Soaring temperatures, shrivelling lakes and prolonged drought could be the new norm thanks to climate change.

(AP) Meteorologists have chronicled strange weather years
for more than a decade, but NOTHING LIKE 2007. Get used to it, scientists say. As man-made climate change continues, the world will experience more extreme weather, bursts of heat, torrential rain and prolonged drought. "We're having an increasing trend of odd years. Pretty soon, odd years are going to become the norm." The decade of 1998-2007 has been THE WARMEST DECADE ON RECORD. With temperatures 0.85 degrees Celsius above normal, January of this year was the first time since record-keeping began in 1880 that the globe's average temperature has been so far above the norm for any month of the year. As the year progressed, American weather stations broke or tied 263 all-time high temperature records. England had the warmest April in 348 years of record-keeping, shattering the record set in 1865 by more than 0.6 C. "For the first time in recorded history, the disappearance of ice across parts of the Arctic opened the Canadian Northwest Passage for about five weeks starting 11 August." The Arctic dramatically warmed in 2007, shattering records for the amount of melting ice. Sea ice melted not just to record levels, but far beyond the previous melt record. There were "devastating floods, drought and storms in many places around the world." And there were other oddball weather events. A tornado struck New York City in August. In the Middle East, an equally rare cyclone spun up in June, hitting Oman and Iran. Major U.S. lakes shrank; Atlanta had to worry about its drinking water supply. South Africa got its first significant snowfall in 25 years. And on Reunion Island, 640 kilometres east of Africa, nearly 394 centimetres of rain fell in three days — a world record for the most rain in 72 hours.

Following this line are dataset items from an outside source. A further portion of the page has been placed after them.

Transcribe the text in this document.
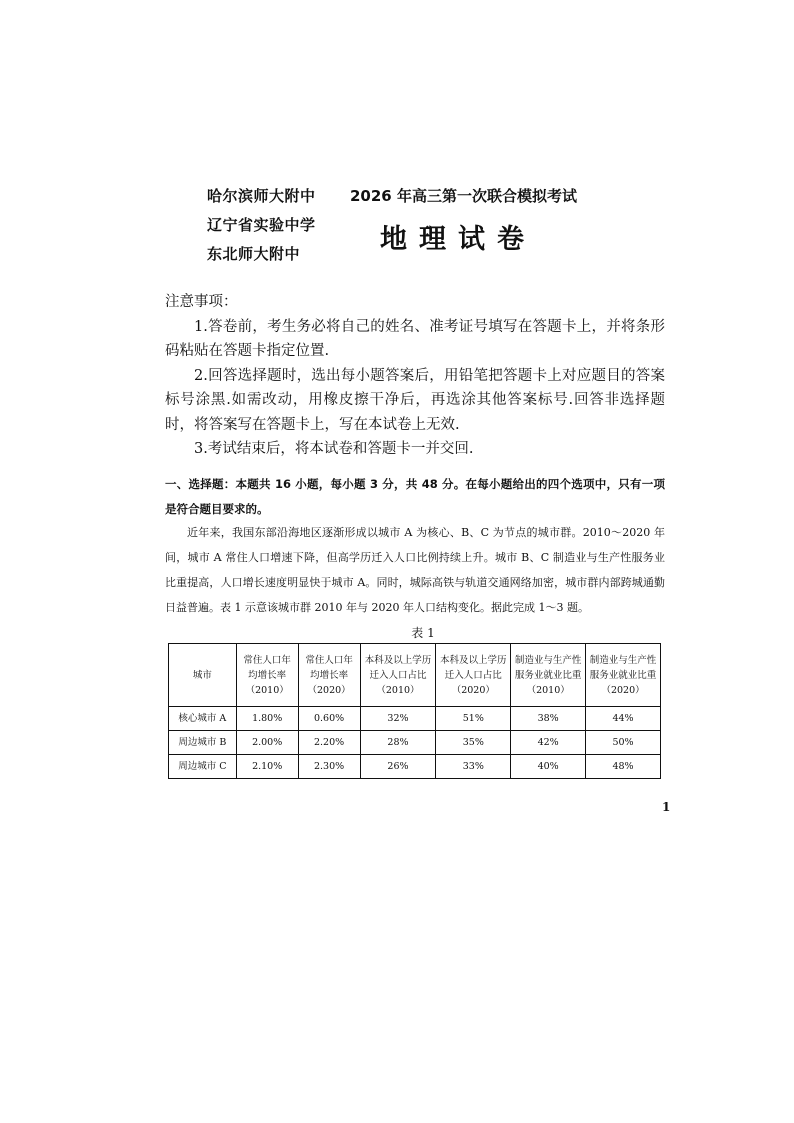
哈尔滨师大附中
辽宁省实验中学
东北师大附中
2026 年高三第一次联合模拟考试
地理试卷
注意事项：

1.答卷前，考生务必将自己的姓名、准考证号填写在答题卡上，并将条形码粘贴在答题卡指定位置.

2.回答选择题时，选出每小题答案后，用铅笔把答题卡上对应题目的答案标号涂黑.如需改动，用橡皮擦干净后，再选涂其他答案标号.回答非选择题时，将答案写在答题卡上，写在本试卷上无效.

3.考试结束后，将本试卷和答题卡一并交回.

一、选择题：本题共 16 小题，每小题 3 分，共 48 分。在每小题给出的四个选项中，只有一项是符合题目要求的。

近年来，我国东部沿海地区逐渐形成以城市 A 为核心、B、C 为节点的城市群。2010～2020 年间，城市 A 常住人口增速下降，但高学历迁入人口比例持续上升。城市 B、C 制造业与生产性服务业比重提高，人口增长速度明显快于城市 A。同时，城际高铁与轨道交通网络加密，城市群内部跨城通勤日益普遍。表 1 示意该城市群 2010 年与 2020 年人口结构变化。据此完成 1～3 题。

表 1
城市	常住人口年均增长率（2010）	常住人口年均增长率（2020）	本科及以上学历迁入人口占比（2010）	本科及以上学历迁入人口占比（2020）	制造业与生产性服务业就业比重（2010）	制造业与生产性服务业就业比重（2020）
核心城市 A	1.80%	0.60%	32%	51%	38%	44%
周边城市 B	2.00%	2.20%	28%	35%	42%	50%
周边城市 C	2.10%	2.30%	26%	33%	40%	48%
1
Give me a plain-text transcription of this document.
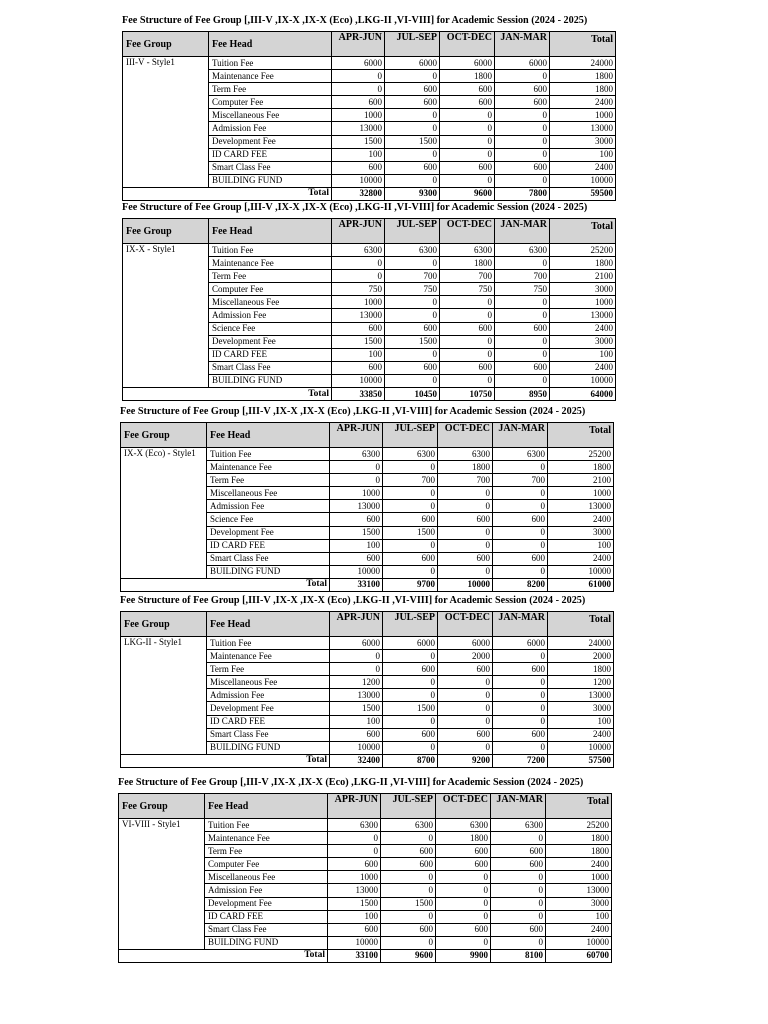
Fee Structure of Fee Group [,III-V ,IX-X ,IX-X (Eco) ,LKG-II ,VI-VIII] for Academic Session (2024 - 2025)
Fee Group	Fee Head	APR-JUN	JUL-SEP	OCT-DEC	JAN-MAR	Total
III-V - Style1	Tuition Fee	6000	6000	6000	6000	24000
	Maintenance Fee	0	0	1800	0	1800
	Term Fee	0	600	600	600	1800
	Computer Fee	600	600	600	600	2400
	Miscellaneous Fee	1000	0	0	0	1000
	Admission Fee	13000	0	0	0	13000
	Development Fee	1500	1500	0	0	3000
	ID CARD FEE	100	0	0	0	100
	Smart Class Fee	600	600	600	600	2400
	BUILDING FUND	10000	0	0	0	10000
	Total	32800	9300	9600	7800	59500
Fee Structure of Fee Group [,III-V ,IX-X ,IX-X (Eco) ,LKG-II ,VI-VIII] for Academic Session (2024 - 2025)
Fee Group	Fee Head	APR-JUN	JUL-SEP	OCT-DEC	JAN-MAR	Total
IX-X - Style1	Tuition Fee	6300	6300	6300	6300	25200
	Maintenance Fee	0	0	1800	0	1800
	Term Fee	0	700	700	700	2100
	Computer Fee	750	750	750	750	3000
	Miscellaneous Fee	1000	0	0	0	1000
	Admission Fee	13000	0	0	0	13000
	Science Fee	600	600	600	600	2400
	Development Fee	1500	1500	0	0	3000
	ID CARD FEE	100	0	0	0	100
	Smart Class Fee	600	600	600	600	2400
	BUILDING FUND	10000	0	0	0	10000
	Total	33850	10450	10750	8950	64000
Fee Structure of Fee Group [,III-V ,IX-X ,IX-X (Eco) ,LKG-II ,VI-VIII] for Academic Session (2024 - 2025)
Fee Group	Fee Head	APR-JUN	JUL-SEP	OCT-DEC	JAN-MAR	Total
IX-X (Eco) - Style1	Tuition Fee	6300	6300	6300	6300	25200
	Maintenance Fee	0	0	1800	0	1800
	Term Fee	0	700	700	700	2100
	Miscellaneous Fee	1000	0	0	0	1000
	Admission Fee	13000	0	0	0	13000
	Science Fee	600	600	600	600	2400
	Development Fee	1500	1500	0	0	3000
	ID CARD FEE	100	0	0	0	100
	Smart Class Fee	600	600	600	600	2400
	BUILDING FUND	10000	0	0	0	10000
	Total	33100	9700	10000	8200	61000
Fee Structure of Fee Group [,III-V ,IX-X ,IX-X (Eco) ,LKG-II ,VI-VIII] for Academic Session (2024 - 2025)
Fee Group	Fee Head	APR-JUN	JUL-SEP	OCT-DEC	JAN-MAR	Total
LKG-II - Style1	Tuition Fee	6000	6000	6000	6000	24000
	Maintenance Fee	0	0	2000	0	2000
	Term Fee	0	600	600	600	1800
	Miscellaneous Fee	1200	0	0	0	1200
	Admission Fee	13000	0	0	0	13000
	Development Fee	1500	1500	0	0	3000
	ID CARD FEE	100	0	0	0	100
	Smart Class Fee	600	600	600	600	2400
	BUILDING FUND	10000	0	0	0	10000
	Total	32400	8700	9200	7200	57500
Fee Structure of Fee Group [,III-V ,IX-X ,IX-X (Eco) ,LKG-II ,VI-VIII] for Academic Session (2024 - 2025)
Fee Group	Fee Head	APR-JUN	JUL-SEP	OCT-DEC	JAN-MAR	Total
VI-VIII - Style1	Tuition Fee	6300	6300	6300	6300	25200
	Maintenance Fee	0	0	1800	0	1800
	Term Fee	0	600	600	600	1800
	Computer Fee	600	600	600	600	2400
	Miscellaneous Fee	1000	0	0	0	1000
	Admission Fee	13000	0	0	0	13000
	Development Fee	1500	1500	0	0	3000
	ID CARD FEE	100	0	0	0	100
	Smart Class Fee	600	600	600	600	2400
	BUILDING FUND	10000	0	0	0	10000
	Total	33100	9600	9900	8100	60700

The United Nations sent a RECORD NUMBER OF DISASTER ASSESSMENT TEAMS TO EMERGENCIES IN THE AMERICAS in 2007, offering a potential glimpse at the future of climate change. Nine of the 14 teams dispatched this year by the U.N. went to Central and South America, the highest number in history, including the FIRST EVER TO MEXICO. Previously, the highest number of missions to the Americas was eight, after Hurricanes Mitch and Georges in 1998. This year, U.N. teams were sent to Mexico, Uruguay and Bolivia twice to deal with severe floods. Teams were also dispatched to the Dominican Republic following Tropical Storm Noel, Honduras after Hurricane Felix, Belize and Jamaica after Hurricane Dean, and Peru following an earthquake in August. The five other U.N. teams went to Madagascar, Pakistan, and Ghana in response to floods, the Solomon Islands following an earthquake and tsunami in April, and Laos to help the country's disaster preparedness efforts. 10 out of the 14 missions, or 70 percent of the total, were in response to hurricanes and floods.